Desde los inicios de la cristiandad la Iglesia se volcó al mundo pagano para llevar la Buena Nueva. La Iglesia siempre debe de estar “en salida”, como nos pide Su Santidad en la exhortación apostólica Evangelii Gaudium. Una Iglesia en salida es una Iglesia joven, dinámica, viva.

En los últimos años en Estados Unidos se fomenta una cultura secular que desde aquí se crea y distribuye al mundo entero, la cual niega la existencia de Dios y ataca abiertamente la cultura cristiana a través de la música, el cine y otros productos multimedia que influyen en la tendencia del pensamiento actual.

A nivel local, en California son cada día más las leyes aprobadas que fomentan la cultura de la muerte o van en contra del concepto de familia tradicional. De ahí que desde el púlpito, las escuelas católicas, los diferentes ministerios parroquiales, los medios de comunicación y en la calle se busque hacer conciencia entre los fieles, la juventud y la gente en general, a través de varias iniciativas que invitan a reflexionar sobre el propósito de la vida y de volver a Cristo.

Entre las acciones concretas a nivel Iglesia de Estados Unidos se puede mencionar la preparación del “V encuentro”: un congreso de líderes católicos latinos para empoderarlos y encontrar nuevas formas de influencia en la sociedad.
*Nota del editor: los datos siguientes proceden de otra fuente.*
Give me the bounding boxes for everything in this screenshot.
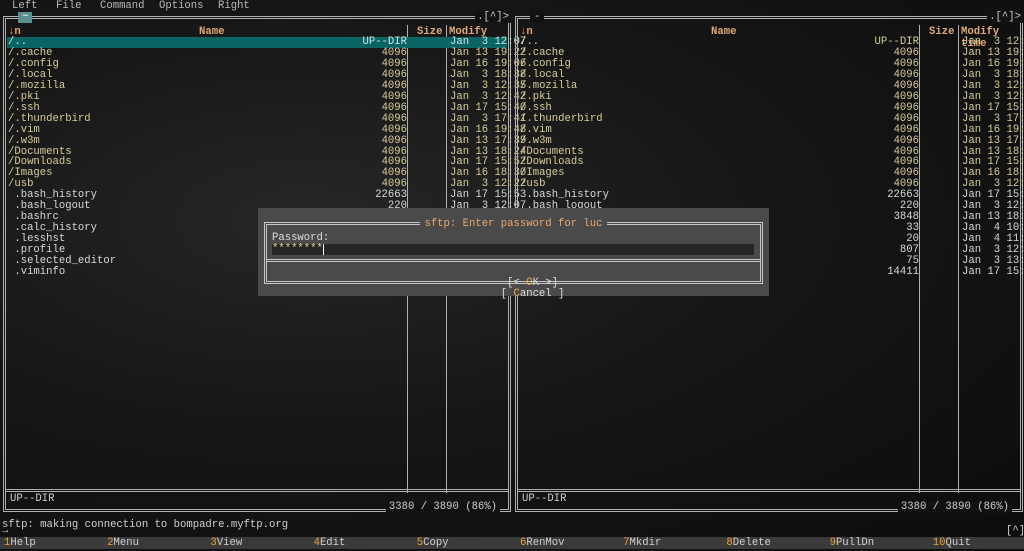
file-name: .viminfo (8, 265, 66, 278)
file-row[interactable]: /.w3m 4096 Jan 13 17:39 (519, 134, 1024, 147)
file-row[interactable]: /Images4096Jan 16 18:30 (7, 168, 526, 179)
file-row[interactable]: /.config4096Jan 16 19:06 (7, 58, 526, 70)
file-row[interactable]: /..UP--DIRJan 3 12:07 (519, 37, 1024, 48)
file-name: /.vim (8, 123, 40, 136)
cancel-button[interactable]: [ Cancel ] (501, 288, 565, 300)
file-row[interactable]: /.vim4096Jan 16 19:48 (7, 123, 526, 136)
file-row[interactable]: /.cache4096Jan 13 19:22 (519, 47, 1024, 59)
file-row[interactable]: /Images4096Jan 16 18:30 (519, 168, 1024, 179)
file-name: /.w3m (8, 134, 40, 147)
file-mtime: Jan 3 17:41 (962, 112, 1024, 125)
file-size: 4096 (381, 134, 407, 147)
file-name: /.thunderbird (520, 112, 603, 125)
file-size: 4096 (893, 134, 919, 147)
fkey-mkdir[interactable]: 7Mkdir (623, 537, 661, 549)
file-row[interactable]: /.local4096Jan 3 18:38 (7, 69, 526, 81)
fkey-quit[interactable]: 10Quit (933, 537, 971, 549)
fkey-edit[interactable]: 4Edit (314, 537, 346, 549)
dialog-title: sftp: Enter password for luc (420, 218, 607, 230)
disk-usage: 3380 / 3890 (86%) (897, 502, 1012, 513)
file-size: 14411 (887, 265, 919, 278)
dialog-separator (267, 259, 760, 262)
password-value: ******** (272, 243, 323, 255)
file-row[interactable]: /.pki4096Jan 3 12:42 (519, 91, 1024, 103)
panel-history-button[interactable]: .[^]> (475, 12, 511, 23)
file-name: /.w3m (520, 134, 552, 147)
file-name: /.thunderbird (8, 112, 91, 125)
panel-path[interactable]: - (530, 12, 545, 23)
file-row[interactable]: /.w3m4096Jan 13 17:39 (7, 134, 526, 147)
fkey-delete[interactable]: 8Delete (726, 537, 771, 549)
password-dialog: sftp: Enter password for luc Password: *… (258, 208, 769, 300)
file-row[interactable]: /.cache4096Jan 13 19:22 (7, 47, 526, 59)
fkey-number: 10 (932, 537, 946, 549)
fkey-label: Edit (319, 537, 346, 549)
fkey-label: Menu (113, 537, 139, 549)
command-prompt[interactable]: → (2, 526, 8, 537)
file-row[interactable]: /.pki4096Jan 3 12:42 (7, 91, 526, 103)
disk-usage: 3380 / 3890 (86%) (385, 502, 500, 513)
menu-right[interactable]: Right (218, 0, 250, 12)
fkey-help[interactable]: 1Help (4, 537, 36, 549)
file-mtime: Jan 16 19:48 (962, 123, 1024, 136)
panel-status: UP--DIR (522, 493, 567, 505)
menu-options[interactable]: Options (159, 0, 204, 12)
fkey-label: RenMov (526, 537, 565, 549)
panel-history-button[interactable]: .[^]> (987, 12, 1023, 23)
file-row[interactable]: /.mozilla4096Jan 3 12:35 (7, 80, 526, 92)
file-size: 4096 (381, 112, 407, 125)
fkey-label: Delete (732, 537, 771, 549)
panel-separator (518, 489, 1020, 492)
file-size: 4096 (381, 123, 407, 136)
file-row[interactable]: /..UP--DIRJan 3 12:07 (7, 37, 526, 48)
file-mtime: Jan 13 17:39 (962, 134, 1024, 147)
text-cursor (322, 244, 324, 255)
fkey-renmov[interactable]: 6RenMov (520, 537, 565, 549)
cancel-label: ancel ] (519, 288, 565, 300)
file-row[interactable]: /.thunderbird 4096 Jan 3 17:41 (519, 112, 1024, 125)
file-row[interactable]: /.local4096Jan 3 18:38 (519, 69, 1024, 81)
file-row[interactable]: /Downloads4096Jan 17 15:52 (7, 157, 526, 168)
file-row[interactable]: /.mozilla4096Jan 3 12:35 (519, 80, 1024, 92)
prompt-history-button[interactable]: [^] (1006, 526, 1024, 537)
fkey-view[interactable]: 3View (210, 537, 242, 549)
file-row[interactable]: /Downloads4096Jan 17 15:52 (519, 157, 1024, 168)
fkey-menu[interactable]: 2Menu (107, 537, 139, 549)
fkey-label: PullDn (835, 537, 875, 549)
panel-path[interactable]: ~ (18, 12, 33, 23)
file-row[interactable]: /.thunderbird4096Jan 3 17:41 (7, 112, 526, 125)
file-row[interactable]: /Documents4096Jan 13 18:24 (519, 146, 1024, 158)
function-key-bar: 1Help 2Menu 3View 4Edit 5Copy 6RenMov 7Mkdir 8D… (0, 537, 1024, 549)
fkey-label: Quit (945, 537, 971, 549)
file-size: 4096 (893, 123, 919, 136)
file-row[interactable]: /.config4096Jan 16 19:06 (519, 58, 1024, 70)
file-name: /.vim (520, 123, 552, 136)
fkey-label: Mkdir (629, 537, 662, 549)
status-message: sftp: making connection to bompadre.myft… (2, 519, 289, 531)
fkey-label: Copy (423, 537, 449, 549)
file-row[interactable]: /.vim 4096 Jan 16 19:48 (519, 123, 1024, 136)
menu-command[interactable]: Command (100, 0, 145, 12)
file-row[interactable]: /Documents4096Jan 13 18:24 (7, 146, 526, 158)
password-input[interactable]: ******** (272, 244, 754, 255)
menu-file[interactable]: File (56, 0, 81, 12)
fkey-pulldn[interactable]: 9PullDn (830, 537, 875, 549)
fkey-label: Help (10, 537, 36, 549)
panel-status: UP--DIR (10, 493, 55, 505)
file-size: 4096 (893, 112, 919, 125)
panel-separator (6, 489, 508, 492)
fkey-label: View (216, 537, 243, 549)
cancel-bracket: [ (500, 288, 514, 300)
dialog-frame: sftp: Enter password for luc Password: *… (264, 218, 763, 300)
file-mtime: Jan 17 15:40 (962, 265, 1024, 278)
fkey-copy[interactable]: 5Copy (417, 537, 449, 549)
A menudo también se organizan congresos y asambleas para profundizar en la fe, además de ministerios a favor de la vida humana y su dignidad, los cuales atienden problemas de migración, gente sin techo, tráfico de personas, defensa de la creación, alternativas al aborto, etcétera.

Mons. José Horacio Gómez Velasco, Arzobispo de Los Ángeles, resume cuál es nuestra Misión hoy: “Para respetar la vida, necesitamos conocer la verdad acerca de ella –y para ello necesitamos de Cristo–. Por lo tanto debe ser nuestra Misión buscar nuevas formas para que Cristo hable en nuestro mundo actual. Tenemos que restaurar la perspectiva religiosa que nos ayude a ver que la persona es más que un organismo en el mundo natural. Tenemos que enseñar a nuestros vecinos a comprender que están vivos frente a la mirada con propósito y amorosa del Dios vivo”.